Num curto período de tempo, a Cidade Universitária - principal câmpus da Universidade de São Paulo, a maior instituição de ensino superior do País - viveu três importantes eventos políticos. Dois foram programados pela alienação ideológica e o outro foi a resposta do bom senso aos dois primeiros.

O Estado de S.Paulo

03 Novembro 2011 | 03h06

O primeiro evento foi o endosso da Congregação da Faculdade de Filosofia, Letras e Ciências Humanas (FFLCH) à ocupação de seu prédio administrativo, ocorrida na última quinta-feira, por estudantes e funcionários vinculados a micropartidos de esquerda. A invasão foi realizada como protesto contra a presença da Polícia Militar (PM) no câmpus, que foi autorizada por um convênio firmado pela corporação e pelo Comitê Gestor da USP em maio, após o primeiro caso de latrocínio no local, tendo como vítima um estudante de economia, com o objetivo de aumentar a segurança no local. O convênio tem o prazo de cinco anos. Até então, o policiamento da Cidade Universitária era feito pela Guarda Universitária, que não pode portar armas e conta com 130 agentes de segurança patrimonial, para proteger dezenas de prédios - além das cerca de 100 mil pessoas que circulam diariamente pelo câmpus.

A invasão do prédio administrativo da FFLCH ocorreu depois que três alunos foram presos em flagrante fumando maconha no estacionamento do prédio de História e de Geografia. As minorias radicais da USP classificaram a prisão como "opressão policial", acusaram a PM de ser o "braço armado de exploradores" e investiram contra os policiais, depredando seis viaturas e ferindo três soldados. Numa demonstração de insensatez e irrealismo, a Congregação da FFLCH relegou o vandalismo dos invasores e pediu a revisão do convênio com a PM.

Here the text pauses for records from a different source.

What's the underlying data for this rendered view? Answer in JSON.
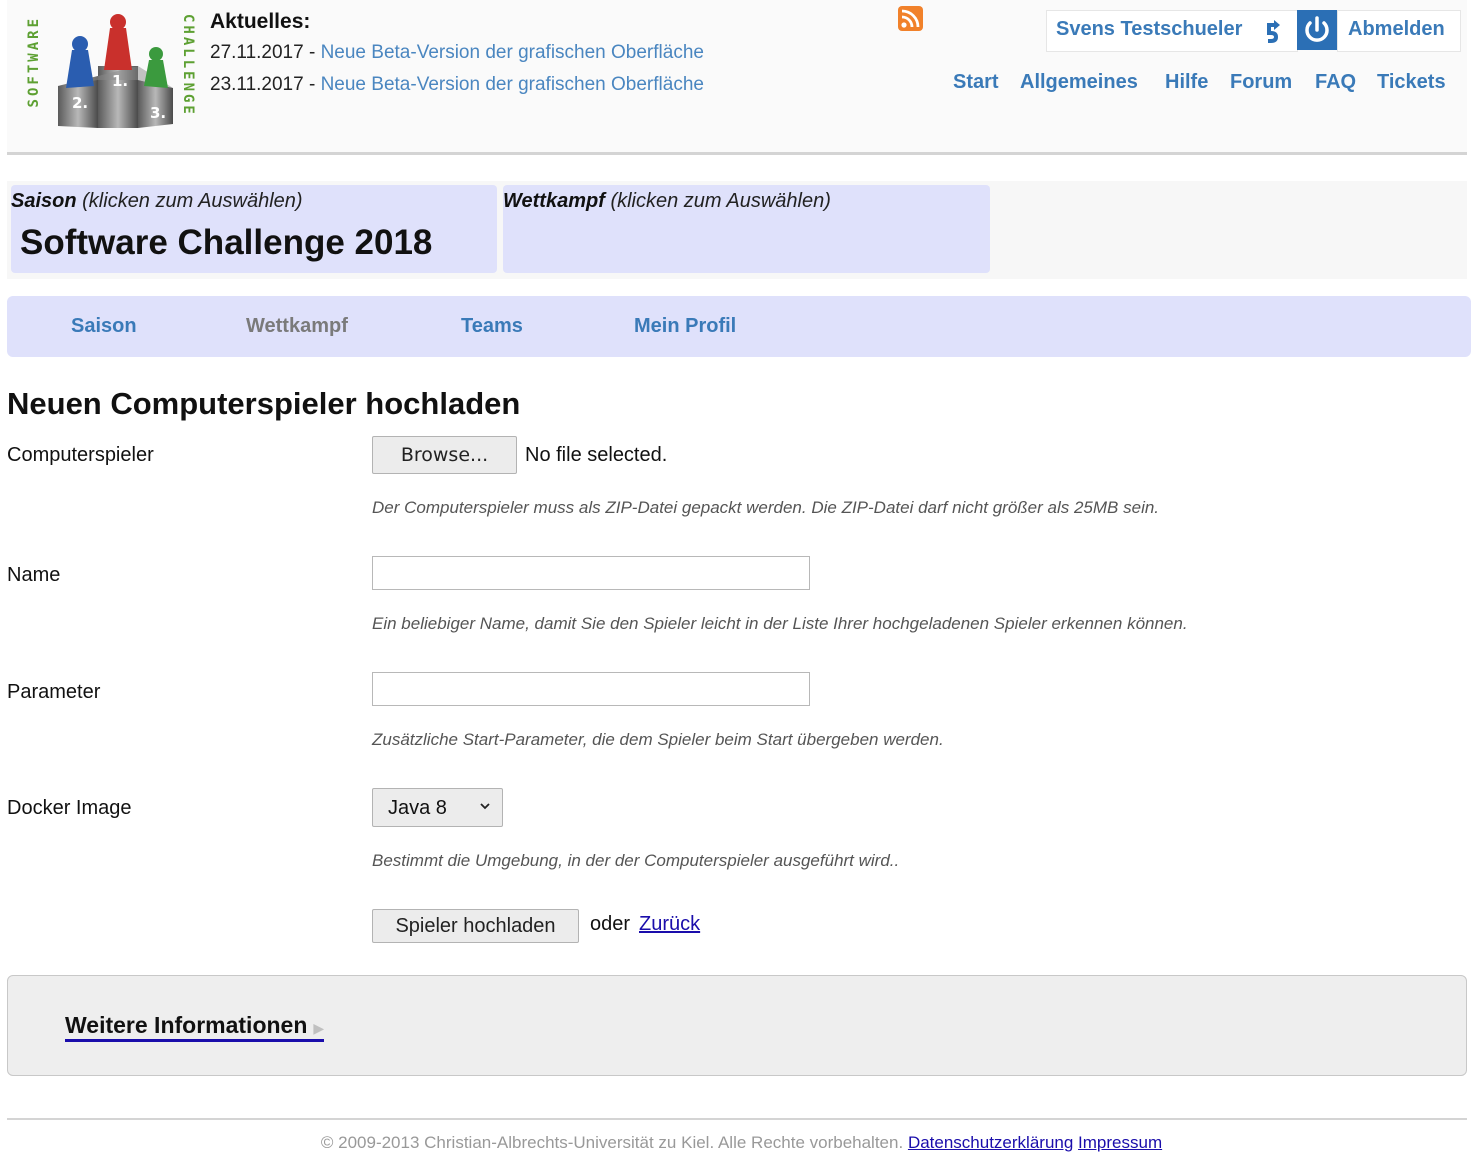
{
  "header": {
    "logo": {
      "left_text": "SOFTWARE",
      "right_text": "CHALLENGE",
      "places": [
        "1.",
        "2.",
        "3."
      ]
    },
    "news": {
      "heading": "Aktuelles:",
      "items": [
        {
          "date": "27.11.2017",
          "separator": " - ",
          "link": "Neue Beta-Version der grafischen Oberfläche"
        },
        {
          "date": "23.11.2017",
          "separator": " - ",
          "link": "Neue Beta-Version der grafischen Oberfläche"
        }
      ]
    },
    "rss_icon": "rss-feed-icon",
    "user_name": "Svens Testschueler",
    "logout": "Abmelden",
    "nav": [
      "Start",
      "Allgemeines",
      "Hilfe",
      "Forum",
      "FAQ",
      "Tickets"
    ]
  },
  "selectors": {
    "season": {
      "label": "Saison",
      "hint": "(klicken zum Auswählen)",
      "value": "Software Challenge 2018"
    },
    "contest": {
      "label": "Wettkampf",
      "hint": "(klicken zum Auswählen)",
      "value": ""
    }
  },
  "tabs": [
    {
      "label": "Saison",
      "active": true
    },
    {
      "label": "Wettkampf",
      "active": false
    },
    {
      "label": "Teams",
      "active": true
    },
    {
      "label": "Mein Profil",
      "active": true
    }
  ],
  "form": {
    "title": "Neuen Computerspieler hochladen",
    "file_label": "Computerspieler",
    "browse_label": "Browse...",
    "no_file": "No file selected.",
    "file_hint": "Der Computerspieler muss als ZIP-Datei gepackt werden. Die ZIP-Datei darf nicht größer als 25MB sein.",
    "name_label": "Name",
    "name_value": "",
    "name_hint": "Ein beliebiger Name, damit Sie den Spieler leicht in der Liste Ihrer hochgeladenen Spieler erkennen können.",
    "param_label": "Parameter",
    "param_value": "",
    "param_hint": "Zusätzliche Start-Parameter, die dem Spieler beim Start übergeben werden.",
    "docker_label": "Docker Image",
    "docker_value": "Java 8",
    "docker_hint": "Bestimmt die Umgebung, in der der Computerspieler ausgeführt wird..",
    "submit_label": "Spieler hochladen",
    "or_text": "oder",
    "back_link": "Zurück"
  },
  "info": {
    "label": "Weitere Informationen",
    "arrow": "▶"
  },
  "footer": {
    "copyright": "© 2009-2013 Christian-Albrechts-Universität zu Kiel. Alle Rechte vorbehalten.",
    "privacy": "Datenschutzerklärung",
    "imprint": "Impressum"
  },
  "colors": {
    "link_blue": "#3a7ab8",
    "tab_bg": "#dfe1fb",
    "tab_inactive": "#7a7a7a",
    "logo_green": "#5da032"
  }
}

Os dois outros eventos foram as assembleias promovidas na terça-feira - uma para discutir a continuidade da invasão do prédio administrativo da FFLCH e outra para pedir a manutenção do convênio com a PM. Na primeira assembleia, realizada no vão livre do prédio de História e de Geografia, as minorias radicais perderam o controle das discussões e foram derrotadas, numa votação em que 559 estudantes se pronunciaram pela desocupação e 458 pela permanência.

Em mais uma manifestação de desapreço pela democracia, a minoria derrotada promoveu nova invasão após o fim da assembleia. Encapuzados, para não serem identificados e punidos com sanções administrativas e legais, um grupo de cem estudantes arrombou o prédio da Reitoria e passou a fazer exigências absurdas, tais como o fim do vestibular, a efetivação de funcionários terceirizados, a extinção de processos administrativos e criminais contra estudantes, professores e servidores e a reincorporação aos quadros da USP de funcionários demitidos por justa causa - além da revogação do convênio com a PM.

Realizada na Praça do Relógio, a outra assembleia exigiu a continuidade do policiamento da PM na Cidade Universitária. Esta manifestação foi liderada por estudantes da Escola Politécnica e da Faculdade de Economia e Administração, mas teve a participação de muitos alunos da FFLCH. Alegando que a ditadura militar acabou há muito tempo e que identificar a PM com as "forças da repressão" é erro histórico, eles criticaram as depredações de prédios da USP e classificaram a ocupação da Reitoria como "fetiche da ultra esquerda". Além disso, pediram ao Conselho Universitário um plebiscito sobre a presença de policiais militares no câmpus.

Para qualquer pessoa de boa fé, não é difícil ver quem tem razão nesse embate. Quando o convênio entre o Comitê Gestor da USP e a PM foi firmado, a Cidade Universitária vinha batendo recordes em número de furtos de automóveis, assaltos a mão armada, sequestros relâmpagos e estupros. Quatro meses depois de policiamento efetivo, os furtos de veículos caíram 92,3%. Os sequestros relâmpagos diminuíram 87,5%. Os roubos diminuíram em 66,7% e os crimes de lesão corporal em 77,8%. Os números falam por si. O resto é demonstração de irresponsabilidade e alienação ideológica.